Standard abbreviations
- ISO 4: Hum. Relat.

Indexing
- CODEN: HUREAA
- ISSN: 0018-7267 (print) 1741-282X (web)
- LCCN: 50057567
- OCLC no.: 1752393

Links
- Journal homepage; Online access; Online archive; Journal page at publisher website;

= Human Relations =

Monthly academic journal

Human Relations is a monthly peer-reviewed academic journal covering research on social relationships in work-related settings. The journal is published by SAGE Publications on behalf of the Tavistock Institute of Human Relations (London).
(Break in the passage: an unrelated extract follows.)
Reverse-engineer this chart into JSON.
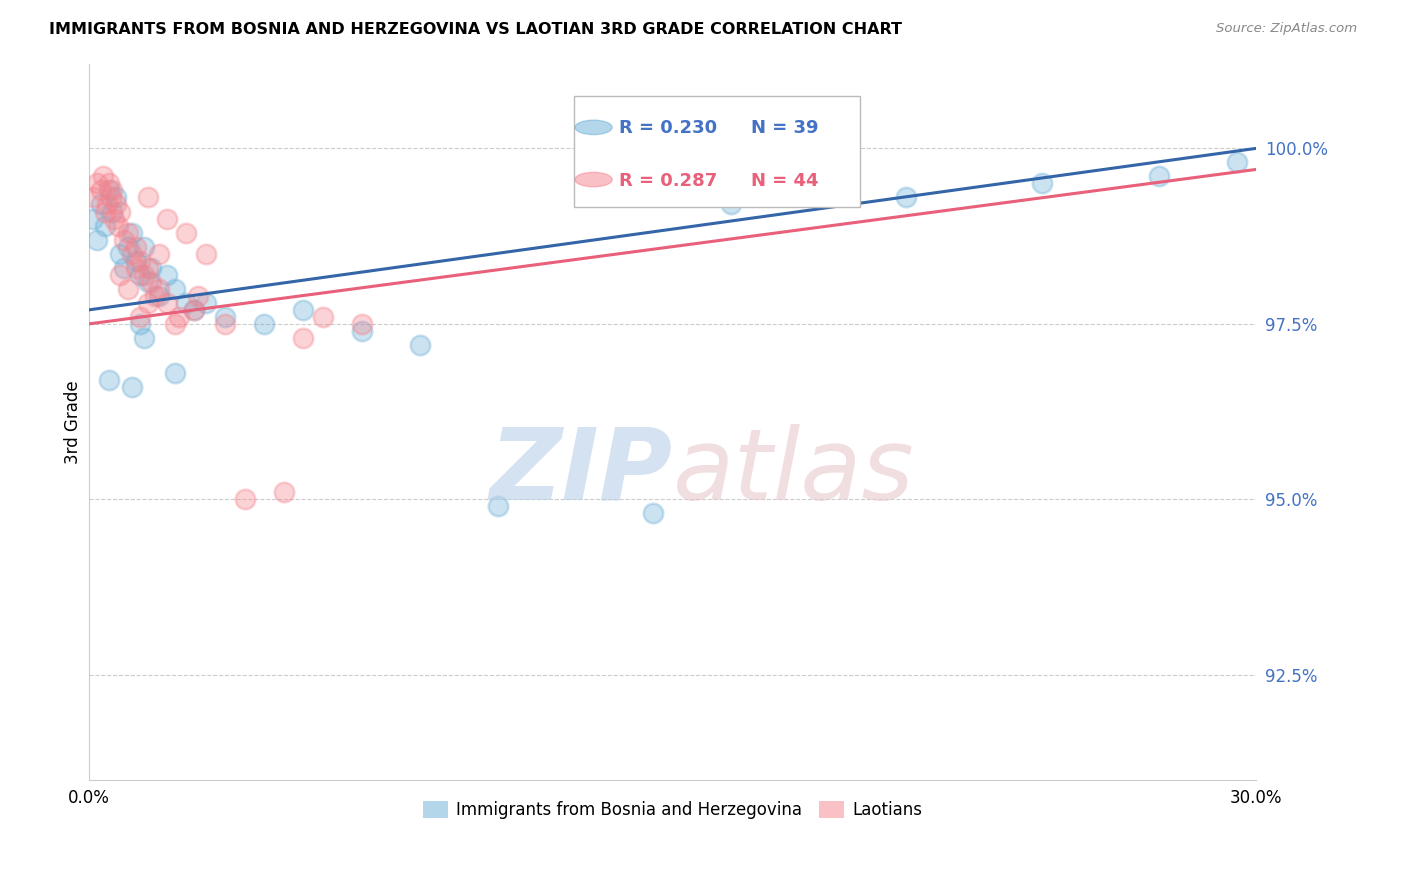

The journal was established in 1947 by the Tavistock Institute and the Research Center for Group Dynamics at the Massachusetts Institute of Technology.

== Abstracting and indexing ==
According to the Journal Citation Reports, the journal has a 2017 impact factor of 3.043, ranking it 4th out of 98 journals in the category "Social Sciences, Interdisciplinary" and 55th out of 902 journals in the category "Management".